Step 2 – On the left side of the window, scroll down to the “Security” section. Select “Edit…” next to “Accounts,” and then “Add User or Group.” Enter a name for the account, and make sure that “Log on As:” reads “This Account.” Finally, check the box next to “Apply To:” and select “All subfolders and objects.”

Step 3 – Now go back to the main screen and double-click on “Disk Cleanup.” Choose “Clean up system files”, and then “OK.” Wait while it does its thing. When it finishes, close out of Computer Management.

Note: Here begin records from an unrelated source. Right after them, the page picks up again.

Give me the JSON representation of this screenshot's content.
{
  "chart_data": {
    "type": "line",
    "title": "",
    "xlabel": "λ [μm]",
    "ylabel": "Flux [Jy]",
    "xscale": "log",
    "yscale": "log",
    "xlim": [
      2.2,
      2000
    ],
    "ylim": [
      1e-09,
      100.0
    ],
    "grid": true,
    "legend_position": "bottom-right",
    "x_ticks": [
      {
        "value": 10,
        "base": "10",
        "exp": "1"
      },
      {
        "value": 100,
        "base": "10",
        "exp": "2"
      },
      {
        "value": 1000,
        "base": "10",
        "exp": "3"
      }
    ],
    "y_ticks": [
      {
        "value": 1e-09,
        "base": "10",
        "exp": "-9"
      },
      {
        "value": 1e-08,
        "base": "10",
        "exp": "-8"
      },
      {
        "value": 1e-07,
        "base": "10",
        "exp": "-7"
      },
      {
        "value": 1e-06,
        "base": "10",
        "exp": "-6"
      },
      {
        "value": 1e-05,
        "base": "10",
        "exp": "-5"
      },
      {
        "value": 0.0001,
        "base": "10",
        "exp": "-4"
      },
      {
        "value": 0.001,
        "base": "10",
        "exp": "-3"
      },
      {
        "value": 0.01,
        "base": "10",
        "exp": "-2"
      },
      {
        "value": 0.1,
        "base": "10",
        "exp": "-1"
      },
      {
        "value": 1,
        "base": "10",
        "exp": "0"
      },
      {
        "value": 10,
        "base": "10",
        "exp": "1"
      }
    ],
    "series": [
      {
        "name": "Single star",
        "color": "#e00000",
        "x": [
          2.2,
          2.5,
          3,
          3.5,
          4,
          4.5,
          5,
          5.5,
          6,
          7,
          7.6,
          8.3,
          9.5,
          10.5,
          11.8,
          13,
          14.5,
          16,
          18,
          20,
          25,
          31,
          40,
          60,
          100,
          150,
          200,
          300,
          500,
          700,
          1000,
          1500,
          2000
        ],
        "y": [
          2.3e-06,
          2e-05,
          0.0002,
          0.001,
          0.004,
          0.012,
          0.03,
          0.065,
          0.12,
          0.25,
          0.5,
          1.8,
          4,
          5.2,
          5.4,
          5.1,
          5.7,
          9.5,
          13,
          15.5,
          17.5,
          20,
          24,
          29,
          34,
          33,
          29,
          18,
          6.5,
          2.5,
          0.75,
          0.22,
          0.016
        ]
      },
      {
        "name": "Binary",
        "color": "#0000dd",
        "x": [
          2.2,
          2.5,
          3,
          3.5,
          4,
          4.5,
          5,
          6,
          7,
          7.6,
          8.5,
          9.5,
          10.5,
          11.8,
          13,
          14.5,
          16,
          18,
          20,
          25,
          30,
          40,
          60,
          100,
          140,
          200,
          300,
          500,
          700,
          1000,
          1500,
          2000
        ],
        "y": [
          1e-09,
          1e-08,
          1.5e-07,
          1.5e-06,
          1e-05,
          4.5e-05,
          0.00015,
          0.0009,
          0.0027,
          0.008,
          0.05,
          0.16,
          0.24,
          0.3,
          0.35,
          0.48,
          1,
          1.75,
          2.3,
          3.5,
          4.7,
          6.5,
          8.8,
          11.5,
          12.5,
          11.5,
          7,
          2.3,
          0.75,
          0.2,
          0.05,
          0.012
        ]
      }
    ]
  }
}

Step 4 – Return to the “Computer Management” window. Scroll down to “Network And Internet Connections.” Double-click on “File Sharing Options.” Check the box next to “Share Files Over A Network” and hit “Ok.” Close out of Computer Management. Your computer won’t be able to access shared folders anymore.

Step 5 – Repeat Steps 1 through 4 on every machine you’d like to disable SMB1 on.

Disable SMBv1 using Powershell

If you are running Windows Server 2016, you might want to disable SMBv1 because Microsoft announced that it will stop supporting SMBv1 on April 8, 2020. This means that there won’t be any patches anymore for the vulnerability. If you don’t know what SMBv1 is, read our article about it here.

In addition, you might lose access to some features like shared folders and file sharing. To avoid this, we recommend you to use PowerShell to disable SMBv. You can do this easily by executing the following command:

Set-ItemProperty -Path “HKLM:\SYSTEM\CurrentControlSet\Services\” -Name “LanmanWorkstation” -Value 0

You can execute this command directly on the server or remotely via remote desktop connection.